Für den industriellen Dauerbetrieb betrachten viele Ingenieure die Herstellerangaben (z. B. 10 A/cm²) als den absolut Grenze und planen Sie für 70-80 % davon. Sie sollten also für 7-8 A/cm² ausgelegt sein und Überlastungen kurzzeitig auf 10-12 A/cm² ansteigen lassen.
Q3. Ist es sicher, mit mehr als 30 m/s Umfangsgeschwindigkeit zu fahren?
Nur in besonderen Fällen und bei vollständiger Abstimmung zwischen elektrischer und mechanischer Konstruktion. In einigen Veröffentlichungen und bei einigen Maschinentypen werden höhere zulässige Geschwindigkeiten angegeben, insbesondere bei kleineren Maschinen, aber für große Industriemotoren sind 15-25 m/s immer noch ein sehr üblicher praktischer Bereich.
Wenn Sie darüber hinausgehen, sollten Sie eine Kontrolle durchführen:
Berechnungen der Rotorberstgeschwindigkeit.
Bürstendynamik (Abhebe-Risiko).
Vibrations- und Auswuchttoleranzen.
Q4. Wie gehe ich bei der Bemessung von Kommutatoren mit Überlasten um?
Sie können:
Bemessen Sie die Bürstenfläche für den Nennstrom bei konservativem J (z. B. 8 A/cm²).
Bestätigen Sie, dass die kurzzeitiger Überlaststrom drückt J nur in den veröffentlichten Spitzenbereich der Bürste (vielleicht 15-20 A/cm² für ein paar Sekunden).
Wenn Ihr Arbeitszyklus eine längere Zeit in Überlast verbringt, dann ist Überlast nicht mehr “kurzzeitig” und Sie sollten stattdessen für diesen Strom dimensionieren.
Q5. Welche Mindestanzahl von Segmenten ist sinnvoll?
Elektrisch gesehen bedeuten weniger Segmente eine höhere Spannung pro Segment und eine gröbere Stromwelligkeit. Mechanisch gesehen können weniger und breitere Segmente sogar stärker sein.
Bei leistungsstarken Maschinen ist es in der Regel die Spannung pro Segment und Kommutierungsqualität die Sie einschränken, und nicht das mechanische Minimum. Wenn die Spannung pro Segment unter 20 V liegt und die Kommutierungswellenformen vernünftig aussehen, gibt es selten einen Grund, die Segmentzahl noch weiter zu senken.
Q6. Was sollte ich einem Kommutator-Lieferanten zur Überprüfung der Dimensionierung schicken?
Als Minimum:
Elektrisch: (P), (V_a), (I_a), Drehzahl, Tastverhältnis.
Wicklungsdaten: Überlappung/Welle, Pole, Spulen/Segmente, Grundschaltbild.
Bürste: Klasse, Zielstromdichte, Anzahl der Bürsten pro Arm, falls bereits festgelegt.

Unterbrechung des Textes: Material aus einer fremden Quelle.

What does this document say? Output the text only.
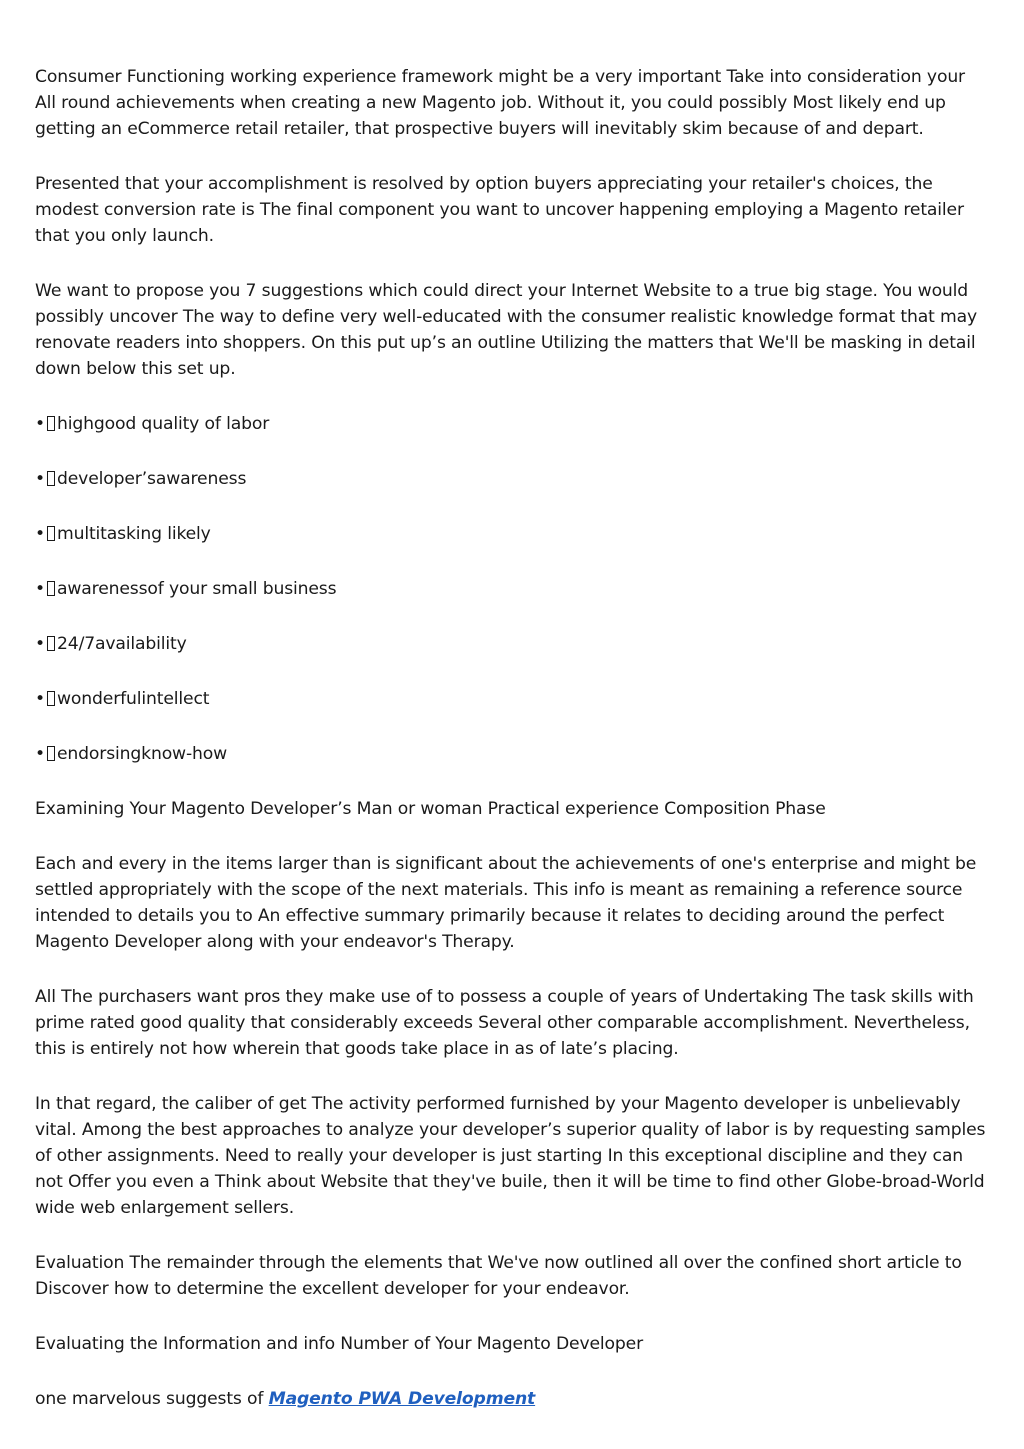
Consumer Functioning working experience framework might be a very important Take into consideration your All round achievements when creating a new Magento job. Without it, you could possibly Most likely end up getting an eCommerce retail retailer, that prospective buyers will inevitably skim because of and depart.

Presented that your accomplishment is resolved by option buyers appreciating your retailer's choices, the modest conversion rate is The final component you want to uncover happening employing a Magento retailer that you only launch.

We want to propose you 7 suggestions which could direct your Internet Website to a true big stage. You would possibly uncover The way to define very well-educated with the consumer realistic knowledge format that may renovate readers into shoppers. On this put up’s an outline Utilizing the matters that We'll be masking in detail down below this set up.

• highgood quality of labor
• developer’sawareness
• multitasking likely
• awarenessof your small business
• 24/7availability
• wonderfulintellect
• endorsingknow-how

Examining Your Magento Developer’s Man or woman Practical experience Composition Phase

Each and every in the items larger than is significant about the achievements of one's enterprise and might be settled appropriately with the scope of the next materials. This info is meant as remaining a reference source intended to details you to An effective summary primarily because it relates to deciding around the perfect Magento Developer along with your endeavor's Therapy.

All The purchasers want pros they make use of to possess a couple of years of Undertaking The task skills with prime rated good quality that considerably exceeds Several other comparable accomplishment. Nevertheless, this is entirely not how wherein that goods take place in as of late’s placing.

In that regard, the caliber of get The activity performed furnished by your Magento developer is unbelievably vital. Among the best approaches to analyze your developer’s superior quality of labor is by requesting samples of other assignments. Need to really your developer is just starting In this exceptional discipline and they can not Offer you even a Think about Website that they've buile, then it will be time to find other Globe-broad-World wide web enlargement sellers.

Evaluation The remainder through the elements that We've now outlined all over the confined short article to Discover how to determine the excellent developer for your endeavor.

Evaluating the Information and info Number of Your Magento Developer

one marvelous suggests of Magento PWA Development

Mechanisch: maximale Überdrehzahl, Kühlkonzept, ungefähre Größe des Ankers.
Jeder Lieferant von Motorkomponenten, der sich auf Kommutatoren spezialisiert hat, kann Ihnen schnell sagen, ob die von Ihnen gewählten Werte (D_c), (L_c) und die Anzahl der Segmente in einem günstigen Bereich liegen oder nicht.